San Diego County is taking significant steps to address homelessness and substance abuse disorders by advancing a proposal to house individuals receiving treatment and conducting a comprehensive review of homelessness-related contracts and programs. Despite differing opinions on how to best address the crisis, the county’s board of supervisors unanimously approved both measures during a recent meeting.
The first proposal aims to create a pilot program to provide housing for approximately 100 people who are currently enrolled in county-funded outpatient treatment programs. These individuals are actively participating in treatment, attending meetings, and undergoing regular testing as they work toward their recovery.

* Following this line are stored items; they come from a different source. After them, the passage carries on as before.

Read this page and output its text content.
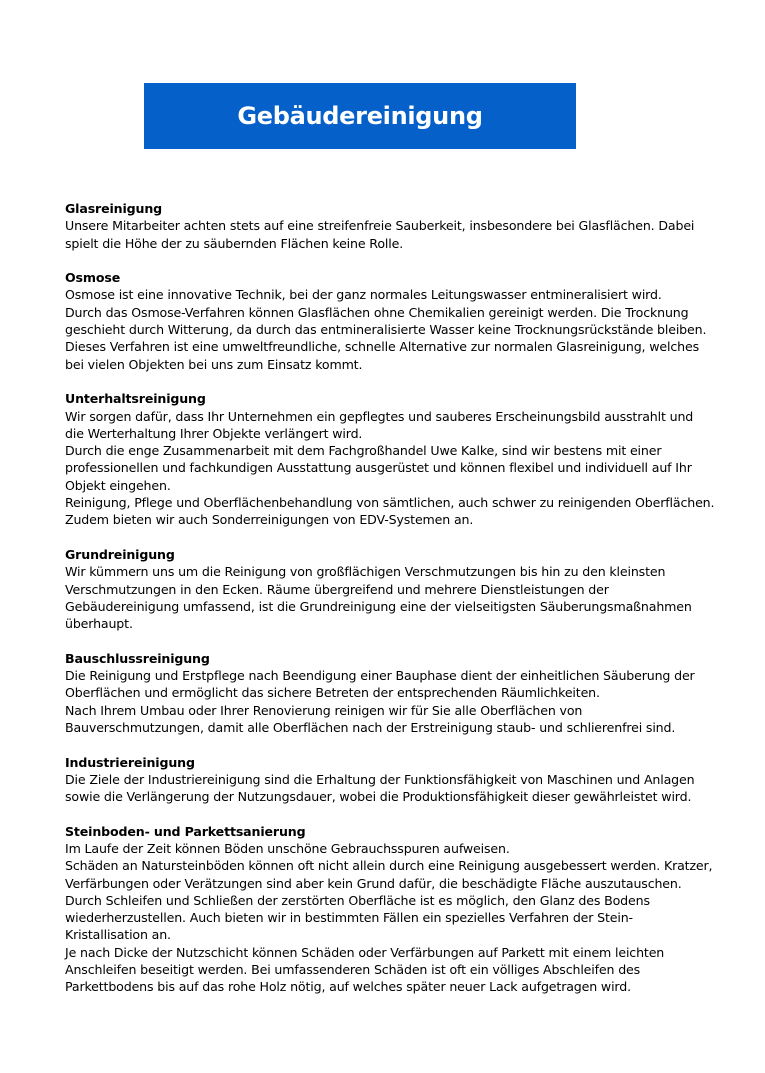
Gebäudereinigung
Glasreinigung
Unsere Mitarbeiter achten stets auf eine streifenfreie Sauberkeit, insbesondere bei Glasflächen. Dabei spielt die Höhe der zu säubernden Flächen keine Rolle.
Osmose
Osmose ist eine innovative Technik, bei der ganz normales Leitungswasser entmineralisiert wird.
Durch das Osmose-Verfahren können Glasflächen ohne Chemikalien gereinigt werden. Die Trocknung geschieht durch Witterung, da durch das entmineralisierte Wasser keine Trocknungsrückstände bleiben.
Dieses Verfahren ist eine umweltfreundliche, schnelle Alternative zur normalen Glasreinigung, welches bei vielen Objekten bei uns zum Einsatz kommt.
Unterhaltsreinigung
Wir sorgen dafür, dass Ihr Unternehmen ein gepflegtes und sauberes Erscheinungsbild ausstrahlt und die Werterhaltung Ihrer Objekte verlängert wird.
Durch die enge Zusammenarbeit mit dem Fachgroßhandel Uwe Kalke, sind wir bestens mit einer professionellen und fachkundigen Ausstattung ausgerüstet und können flexibel und individuell auf Ihr Objekt eingehen.
Reinigung, Pflege und Oberflächenbehandlung von sämtlichen, auch schwer zu reinigenden Oberflächen.
Zudem bieten wir auch Sonderreinigungen von EDV-Systemen an.
Grundreinigung
Wir kümmern uns um die Reinigung von großflächigen Verschmutzungen bis hin zu den kleinsten Verschmutzungen in den Ecken. Räume übergreifend und mehrere Dienstleistungen der Gebäudereinigung umfassend, ist die Grundreinigung eine der vielseitigsten Säuberungsmaßnahmen überhaupt.
Bauschlussreinigung
Die Reinigung und Erstpflege nach Beendigung einer Bauphase dient der einheitlichen Säuberung der Oberflächen und ermöglicht das sichere Betreten der entsprechenden Räumlichkeiten.
Nach Ihrem Umbau oder Ihrer Renovierung reinigen wir für Sie alle Oberflächen von Bauverschmutzungen, damit alle Oberflächen nach der Erstreinigung staub- und schlierenfrei sind.
Industriereinigung
Die Ziele der Industriereinigung sind die Erhaltung der Funktionsfähigkeit von Maschinen und Anlagen sowie die Verlängerung der Nutzungsdauer, wobei die Produktionsfähigkeit dieser gewährleistet wird.
Steinboden- und Parkettsanierung
Im Laufe der Zeit können Böden unschöne Gebrauchsspuren aufweisen.
Schäden an Natursteinböden können oft nicht allein durch eine Reinigung ausgebessert werden. Kratzer, Verfärbungen oder Verätzungen sind aber kein Grund dafür, die beschädigte Fläche auszutauschen.
Durch Schleifen und Schließen der zerstörten Oberfläche ist es möglich, den Glanz des Bodens wiederherzustellen. Auch bieten wir in bestimmten Fällen ein spezielles Verfahren der Stein-Kristallisation an.
Je nach Dicke der Nutzschicht können Schäden oder Verfärbungen auf Parkett mit einem leichten Anschleifen beseitigt werden. Bei umfassenderen Schäden ist oft ein völliges Abschleifen des Parkettbodens bis auf das rohe Holz nötig, auf welches später neuer Lack aufgetragen wird.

The initiative acknowledges the immense challenges faced by those trying to maintain sobriety while experiencing homelessness. Initially, the program will focus on North County, but Supervisor Jim Desmond, the proposal’s sponsor, envisions expanding the effort to benefit hundreds more throughout the region.

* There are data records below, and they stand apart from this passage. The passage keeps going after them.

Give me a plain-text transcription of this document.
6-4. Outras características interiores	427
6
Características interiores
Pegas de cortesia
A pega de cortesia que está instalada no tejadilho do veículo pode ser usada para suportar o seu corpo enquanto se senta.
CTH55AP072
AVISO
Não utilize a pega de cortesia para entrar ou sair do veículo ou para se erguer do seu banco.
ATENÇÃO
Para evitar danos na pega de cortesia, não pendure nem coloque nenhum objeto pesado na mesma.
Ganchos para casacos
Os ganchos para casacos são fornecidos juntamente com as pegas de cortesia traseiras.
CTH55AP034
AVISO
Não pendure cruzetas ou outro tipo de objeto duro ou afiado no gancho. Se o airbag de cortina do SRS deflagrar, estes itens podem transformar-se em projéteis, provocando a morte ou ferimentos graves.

The county’s chief administrative officer has been tasked with developing a plan to fund the initial housing wave within 90 days and exploring options for further expansion within 180 days. This proposal implicitly critiques California’s Housing First policy, which prioritizes providing shelter to individuals before addressing addiction issues. Supervisor Desmond emphasized that while Housing First has its merits, it should not be the sole approach to homelessness.

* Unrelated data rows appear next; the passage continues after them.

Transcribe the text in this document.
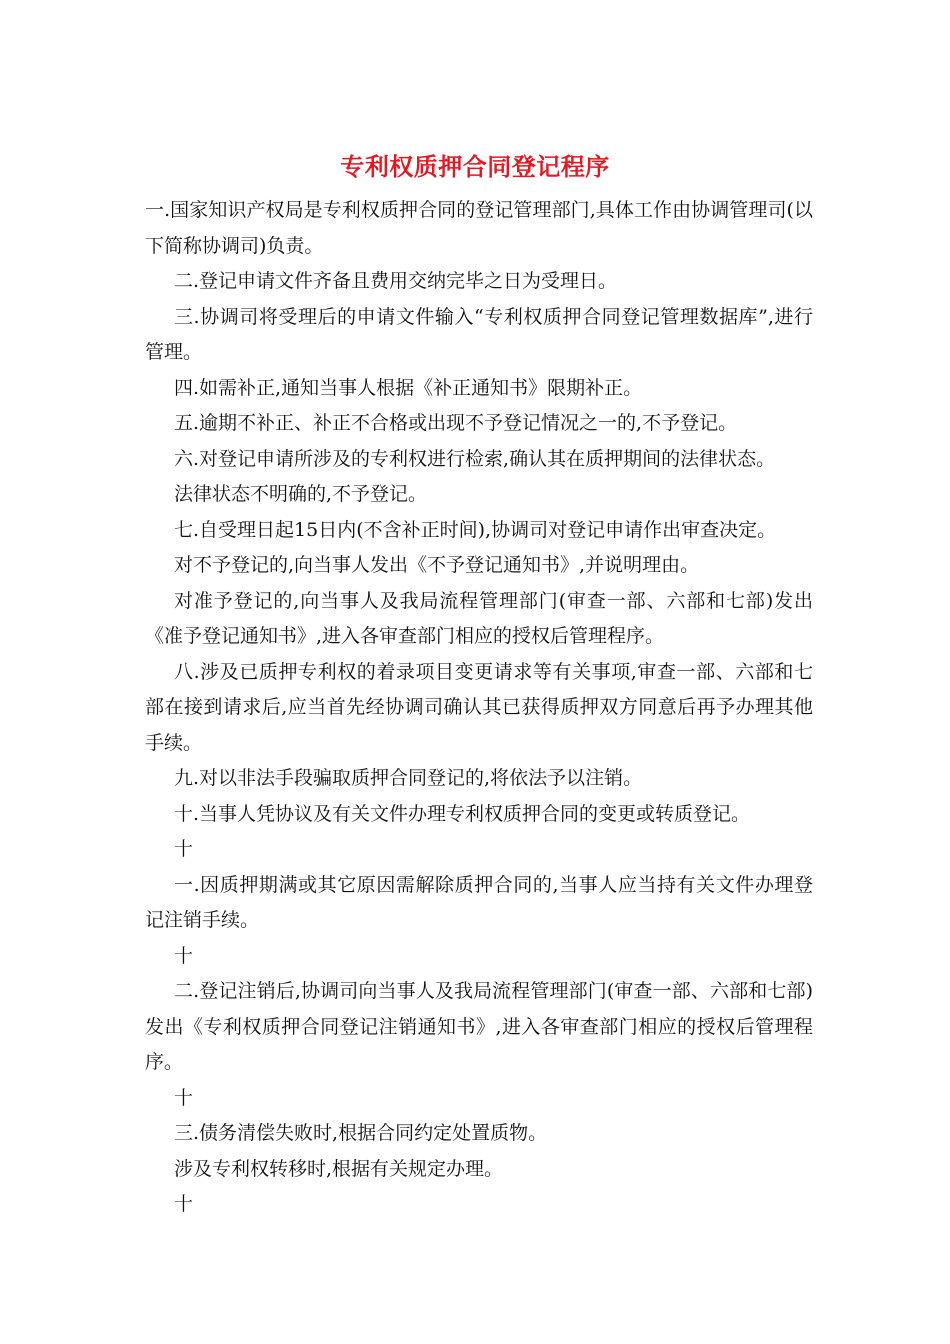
专利权质押合同登记程序

一.国家知识产权局是专利权质押合同的登记管理部门,具体工作由协调管理司(以下简称协调司)负责。

二.登记申请文件齐备且费用交纳完毕之日为受理日。

三.协调司将受理后的申请文件输入“专利权质押合同登记管理数据库”,进行管理。

四.如需补正,通知当事人根据《补正通知书》限期补正。

五.逾期不补正、补正不合格或出现不予登记情况之一的,不予登记。

六.对登记申请所涉及的专利权进行检索,确认其在质押期间的法律状态。

法律状态不明确的,不予登记。

七.自受理日起15日内(不含补正时间),协调司对登记申请作出审查决定。

对不予登记的,向当事人发出《不予登记通知书》,并说明理由。

对准予登记的,向当事人及我局流程管理部门(审查一部、六部和七部)发出《准予登记通知书》,进入各审查部门相应的授权后管理程序。

八.涉及已质押专利权的着录项目变更请求等有关事项,审查一部、六部和七部在接到请求后,应当首先经协调司确认其已获得质押双方同意后再予办理其他手续。

九.对以非法手段骗取质押合同登记的,将依法予以注销。

十.当事人凭协议及有关文件办理专利权质押合同的变更或转质登记。

十

一.因质押期满或其它原因需解除质押合同的,当事人应当持有关文件办理登记注销手续。

十

二.登记注销后,协调司向当事人及我局流程管理部门(审查一部、六部和七部)发出《专利权质押合同登记注销通知书》,进入各审查部门相应的授权后管理程序。

十

三.债务清偿失败时,根据合同约定处置质物。

涉及专利权转移时,根据有关规定办理。

十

Supporters of the proposal defended the Housing First policy, citing research showing that expensive cities tend to have more encampments, regardless of addiction rates. They argued that the proposed program is a valuable addition to the existing efforts.
The Regional Task Force on Homelessness conducted a recent census that included questions about substance abuse. The data revealed that more than one-tenth of individuals in shelters and nearly one-fifth of people on the streets reported having a substance abuse disorder.
The second measure passed by the board of supervisors involves hiring an external consultant to conduct an audit of the county’s expenditures related to addressing homelessness. The goal of this “deep dive” into the county’s spending is to determine the most effective allocation of funds for tackling homelessness. Chair Nora Vargas, who initiated the measure, stressed the importance of an independent review to make informed decisions about funding allocation.
To proceed with the audit, a contract needs to be drafted to hire the consultants. The review process is expected to extend over a year, and the chief administrative officer will have an additional six months to present the findings.
Supervisor Terra Lawson-Remer praised the measure, highlighting the need for a comprehensive analysis of program effectiveness. Representatives from local organizations, including John Brady from Lived Experience Advisors and Jordan Beane from the regional task force, expressed their support for the initiative. They believe it will lead to more effective and targeted solutions for addressing homelessness and substance abuse issues in San Diego County.